The Apple iWork office productivity suite for the Mac has been around for ages, and was recently joined by an iOS version. iWork documents have, up until now, been seen as being pretty safe courtesy of the particular implementation of the 128-bit AES encryption Apple used to secure them. I say up until now as it appears that iWork passwords have been pretty comprehensively broken thanks to the latest in a long line of 'password recovery' applications from Russian outfit Elcomsoft.
Of course, truth be told, it has been possible to brute force these iWork document passwords before now but the problem has been one of the resources vs. reward ratio: for the most part it would take too long, or require too much effort, to crack the passwords of random documents on the off chance they contained something of value to the bad guys. That could have all changed now that Elcomsoft has released a version of its Distributed Password Recovery tool that supports the 'recovery' of iWorks passwords on both platforms and across the Numbers, Pages and Keynote applications.

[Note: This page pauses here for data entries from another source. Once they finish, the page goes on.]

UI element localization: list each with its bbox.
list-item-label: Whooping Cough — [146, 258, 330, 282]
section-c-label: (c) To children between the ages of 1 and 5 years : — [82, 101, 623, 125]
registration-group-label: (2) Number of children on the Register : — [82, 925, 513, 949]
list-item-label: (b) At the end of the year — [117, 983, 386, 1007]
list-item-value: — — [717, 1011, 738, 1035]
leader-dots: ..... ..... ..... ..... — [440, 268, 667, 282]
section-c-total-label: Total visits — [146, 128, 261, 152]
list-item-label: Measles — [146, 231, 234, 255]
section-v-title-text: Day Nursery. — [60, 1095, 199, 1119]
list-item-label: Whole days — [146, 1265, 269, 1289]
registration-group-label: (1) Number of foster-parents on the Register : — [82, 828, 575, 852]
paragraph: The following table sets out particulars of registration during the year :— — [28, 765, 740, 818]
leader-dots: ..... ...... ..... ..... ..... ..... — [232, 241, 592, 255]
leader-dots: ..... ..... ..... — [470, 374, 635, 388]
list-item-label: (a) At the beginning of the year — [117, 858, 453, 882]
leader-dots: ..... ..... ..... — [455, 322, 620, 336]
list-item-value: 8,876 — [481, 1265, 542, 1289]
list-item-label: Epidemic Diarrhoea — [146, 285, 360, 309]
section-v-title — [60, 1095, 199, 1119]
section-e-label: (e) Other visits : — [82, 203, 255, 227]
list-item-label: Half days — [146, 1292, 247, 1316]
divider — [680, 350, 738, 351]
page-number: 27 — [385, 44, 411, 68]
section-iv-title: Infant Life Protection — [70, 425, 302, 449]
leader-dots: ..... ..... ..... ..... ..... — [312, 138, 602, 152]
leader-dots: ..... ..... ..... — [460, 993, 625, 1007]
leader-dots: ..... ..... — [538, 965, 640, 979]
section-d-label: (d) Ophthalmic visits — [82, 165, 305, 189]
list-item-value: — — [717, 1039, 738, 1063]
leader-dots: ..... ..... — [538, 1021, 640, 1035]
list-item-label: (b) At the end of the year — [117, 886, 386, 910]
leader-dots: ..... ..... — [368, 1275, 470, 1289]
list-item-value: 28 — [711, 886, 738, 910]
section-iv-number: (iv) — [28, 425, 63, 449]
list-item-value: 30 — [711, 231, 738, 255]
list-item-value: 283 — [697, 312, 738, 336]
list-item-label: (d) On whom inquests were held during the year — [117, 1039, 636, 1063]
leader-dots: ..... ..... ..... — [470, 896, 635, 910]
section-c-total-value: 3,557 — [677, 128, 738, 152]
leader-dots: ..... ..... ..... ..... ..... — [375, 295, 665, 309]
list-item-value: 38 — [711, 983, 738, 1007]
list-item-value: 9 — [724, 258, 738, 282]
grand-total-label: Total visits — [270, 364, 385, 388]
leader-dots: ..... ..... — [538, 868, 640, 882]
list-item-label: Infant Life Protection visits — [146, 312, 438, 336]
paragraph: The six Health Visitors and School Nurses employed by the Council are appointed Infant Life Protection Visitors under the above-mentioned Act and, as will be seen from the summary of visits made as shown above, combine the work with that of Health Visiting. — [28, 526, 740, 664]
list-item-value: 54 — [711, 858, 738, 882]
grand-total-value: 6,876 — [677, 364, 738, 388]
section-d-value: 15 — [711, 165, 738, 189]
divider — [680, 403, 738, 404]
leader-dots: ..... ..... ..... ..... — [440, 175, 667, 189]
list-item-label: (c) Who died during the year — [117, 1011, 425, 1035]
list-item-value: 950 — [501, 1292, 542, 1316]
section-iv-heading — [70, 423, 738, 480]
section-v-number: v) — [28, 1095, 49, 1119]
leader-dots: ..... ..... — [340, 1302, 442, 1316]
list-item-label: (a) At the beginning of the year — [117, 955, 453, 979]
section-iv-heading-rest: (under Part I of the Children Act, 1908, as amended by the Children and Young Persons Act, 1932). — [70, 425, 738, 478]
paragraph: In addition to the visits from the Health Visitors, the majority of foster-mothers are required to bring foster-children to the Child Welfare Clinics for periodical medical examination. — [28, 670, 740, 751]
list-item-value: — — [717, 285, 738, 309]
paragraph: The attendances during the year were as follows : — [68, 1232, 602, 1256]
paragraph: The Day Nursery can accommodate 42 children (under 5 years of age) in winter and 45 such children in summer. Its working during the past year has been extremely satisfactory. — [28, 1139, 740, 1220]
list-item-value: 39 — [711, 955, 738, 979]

Elcomsoft CTO Andy Malyshev says that as Apple iWork is sold at consumer market price points it is less likely that the average user will have a security policy that enforces a long and complex password, making the distributed attack methodology and its 500 attempts per second barrier worthwhile. What's more he states that they are "likely to re-use their passwords, with little or no variation, in various places: their instant messenger accounts, Web and email accounts, social networks and other places from which a password can be easily retrieved".
Which is why it is worrying to learn that Elcomsoft has released this product to 'recover' iWork passwords using advanced dictionary attack methodology which is capable of cracking a significant number of simple passwords in a relatively short period.
Sure, there is genuine use for such forensic recovery tools within the law enforcement industry, but as anyone with the money can invest in the software and then get relatively simple access to Microsoft Office documents, Adobe PDF, PGP disks and archives, personal security certificates and exchange keys, MD5 hashes and Oracle passwords, Windows and UNIX login and domain passwords and now Apple iWorks as well is, well, of some concern at the very least.